The 3Ds of Machine Learning Systems Design
There is a lot of talk about the fourth industrial revolution centered around AI. If we are at the start of the fourth industrial we also have the unusual honour of being the first to name our revolution before it’s occurred.
The technology that has driven the revolution in AI is machine learning. And when it comes to capitalising on the new generation of deployed machine learning solutions there are practical difficulties we must address.
In 1987 the economist Robert Solow quipped "You can see the computer age everywehere but in the productivity statistics". Thirty years later, we could equally apply that quip to the era of artificial intelligence.
From my perspective, the current era is merely the continuation of the information revolution.
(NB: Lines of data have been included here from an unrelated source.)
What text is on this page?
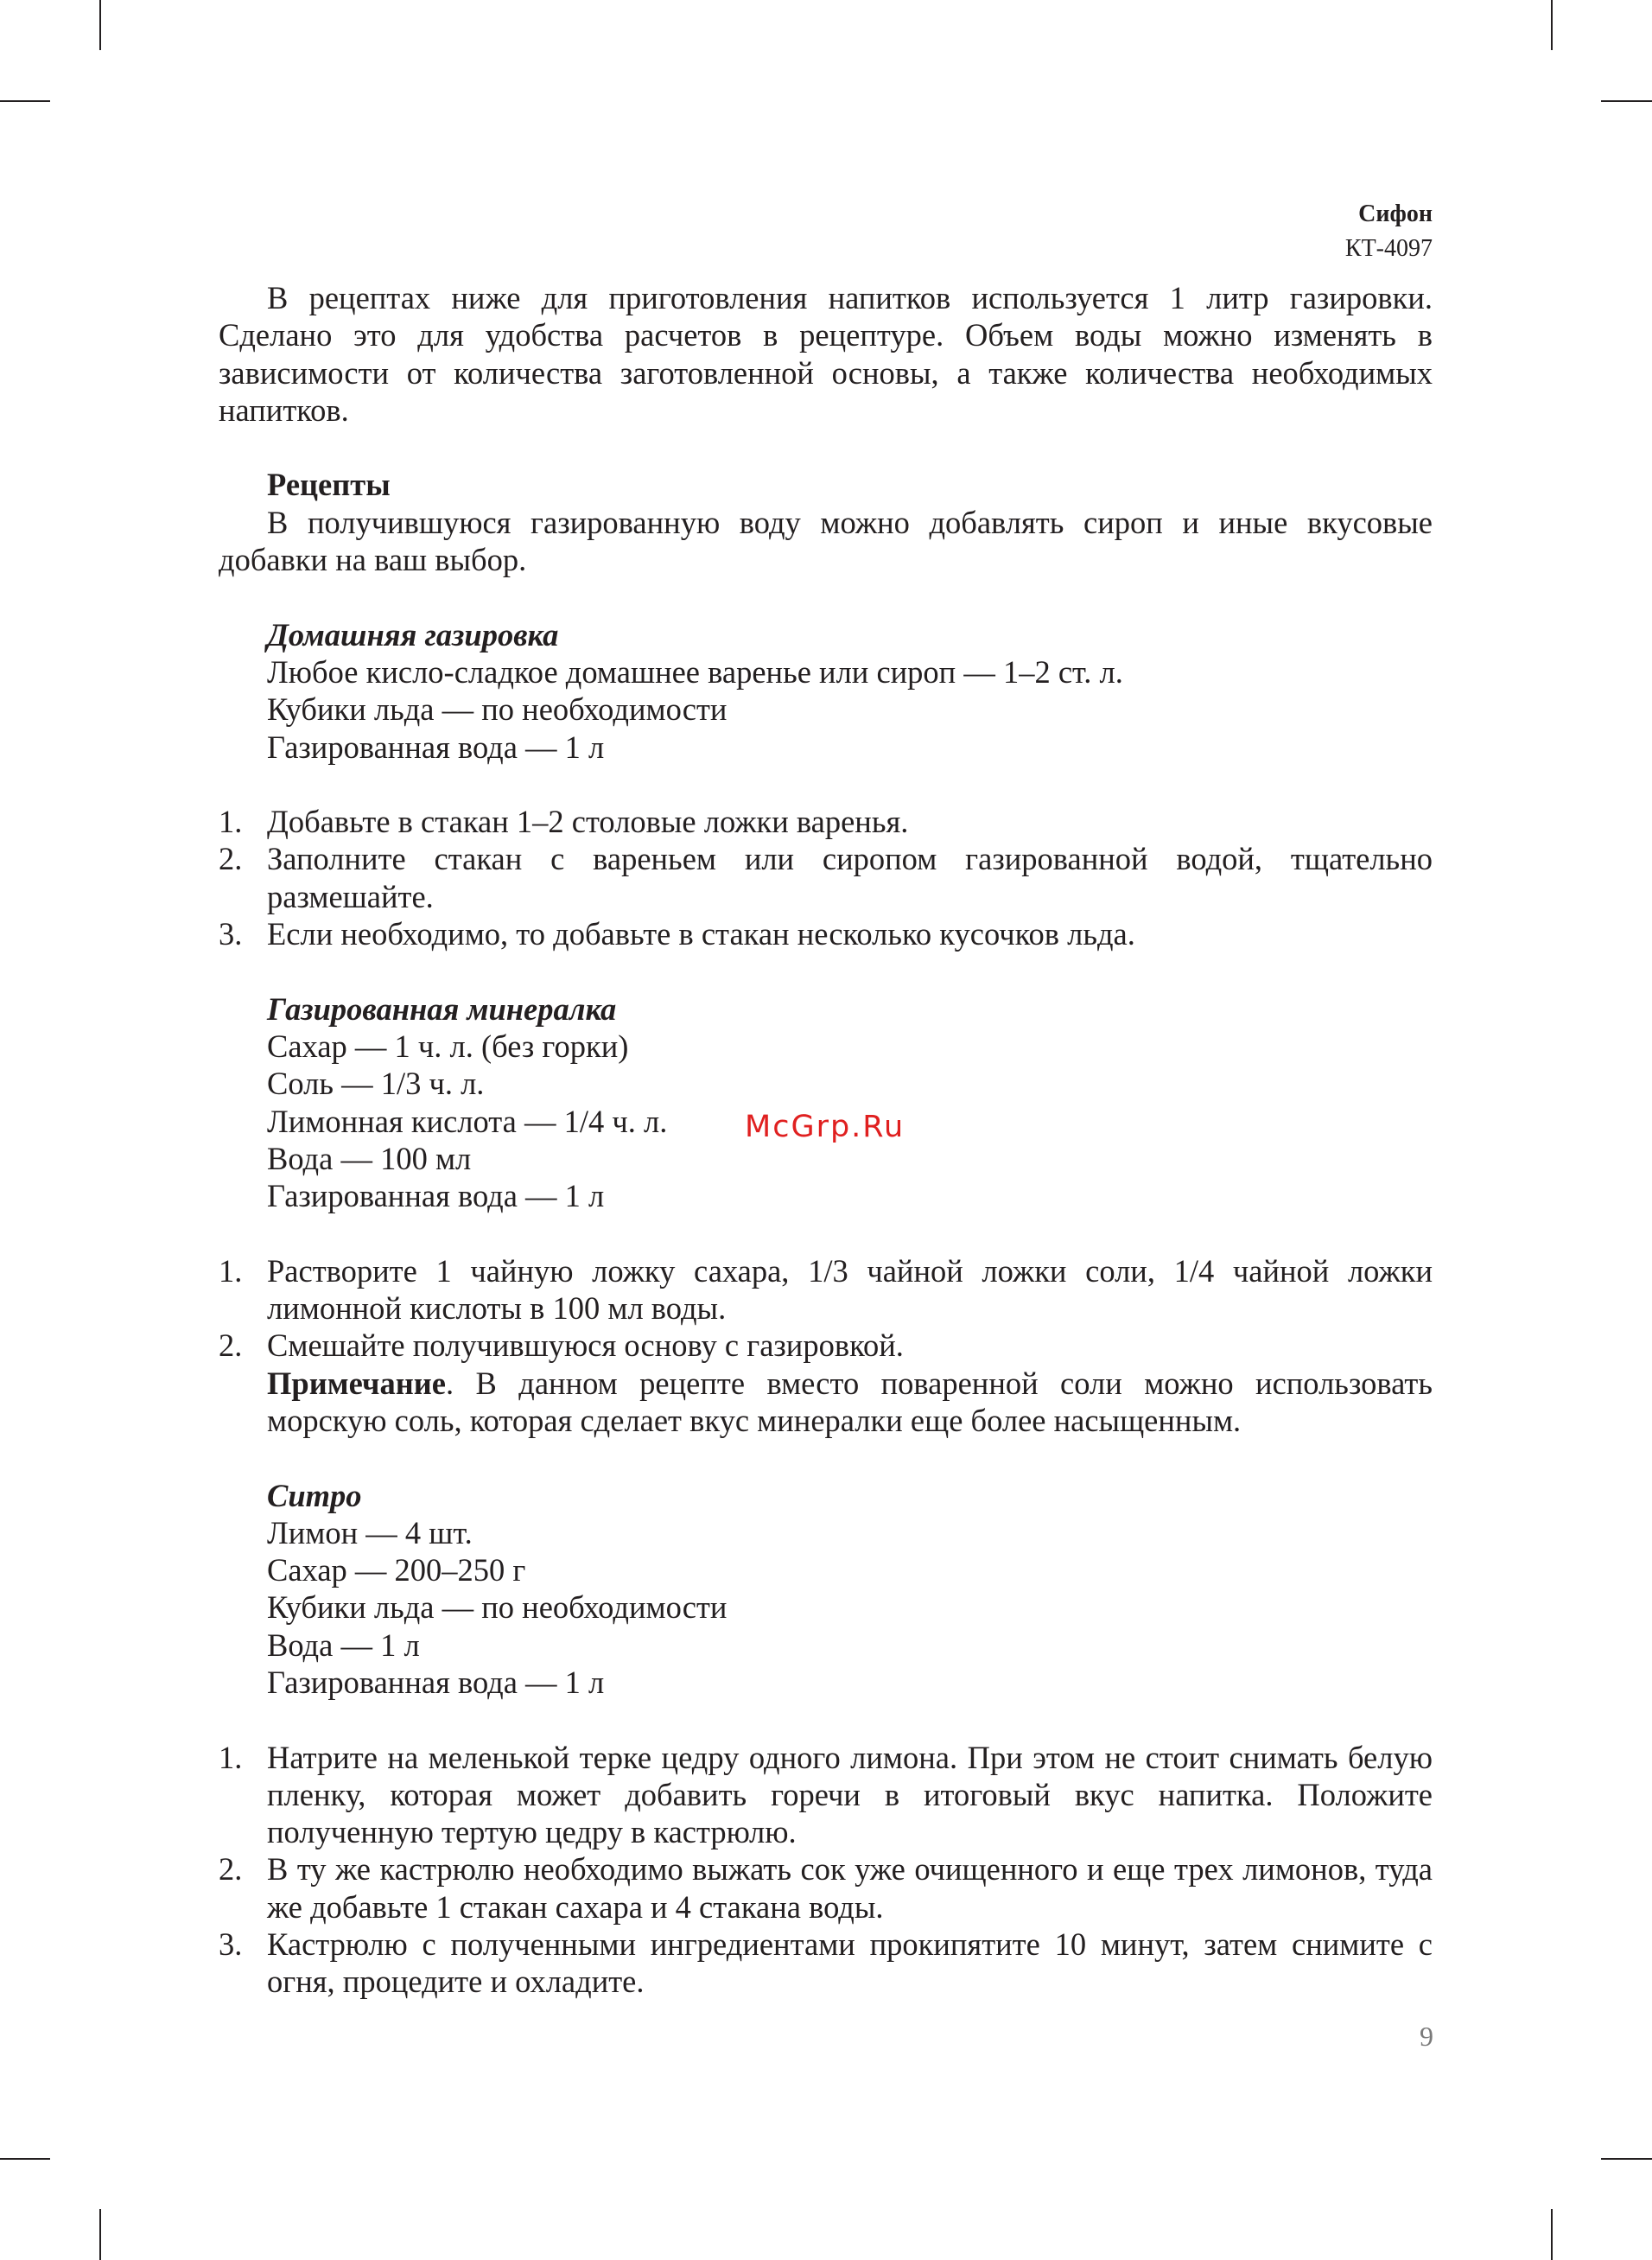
Сифон
КТ-4097

В рецептах ниже для приготовления напитков используется 1 литр газировки. Сделано это для удобства расчетов в рецептуре. Объем воды можно изменять в зависимости от количества заготовленной основы, а также количества необходимых напитков.

Рецепты

В получившуюся газированную воду можно добавлять сироп и иные вкусовые добавки на ваш выбор.

Домашняя газировка

Любое кисло-сладкое домашнее варенье или сироп — 1–2 ст. л.

Кубики льда — по необходимости

Газированная вода — 1 л

1. Добавьте в стакан 1–2 столовые ложки варенья.
2. Заполните стакан с вареньем или сиропом газированной водой, тщательно размешайте.
3. Если необходимо, то добавьте в стакан несколько кусочков льда.

Газированная минералка

Сахар — 1 ч. л. (без горки)

Соль — 1/3 ч. л.

Лимонная кислота — 1/4 ч. л.

Вода — 100 мл

Газированная вода — 1 л

1. Растворите 1 чайную ложку сахара, 1/3 чайной ложки соли, 1/4 чайной ложки лимонной кислоты в 100 мл воды.
2. Смешайте получившуюся основу с газировкой.

Примечание. В данном рецепте вместо поваренной соли можно использовать морскую соль, которая сделает вкус минералки еще более насыщенным.

Ситро

Лимон — 4 шт.

Сахар — 200–250 г

Кубики льда — по необходимости

Вода — 1 л

Газированная вода — 1 л

1. Натрите на меленькой терке цедру одного лимона. При этом не стоит снимать белую пленку, которая может добавить горечи в итоговый вкус напитка. Положите полученную тертую цедру в кастрюлю.
2. В ту же кастрюлю необходимо выжать сок уже очищенного и еще трех лимонов, туда же добавьте 1 стакан сахара и 4 стакана воды.
3. Кастрюлю с полученными ингредиентами прокипятите 10 минут, затем снимите с огня, процедите и охладите.
McGrp.Ru
9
A revolution that was triggered by the wide availability of the silicon chip. But whether we are in the midst of a new revolution, or this is just the continuation of an existing revolution, it feels important to characterize the challenges of deploying our innovation and consider what the solutions may be.
There is no doubt that new technologies based around machine learning have opened opportunities to create new businesses. When home computers were introduced there were also new opportunities in software publishing, computer games and a magazine industry around it. The Solow paradox arose because despite this visible activity these innovations take time to percolate through to existing businesses.
Brownfield and Greenfield Innovation
Understanding how to make the best use of new technology takes time. I call this approach, brownfield innovation. In the construction industry, a brownfield site is land with pre-existing infrastructure on it, whereas a greenfield site is where construction can start afresh.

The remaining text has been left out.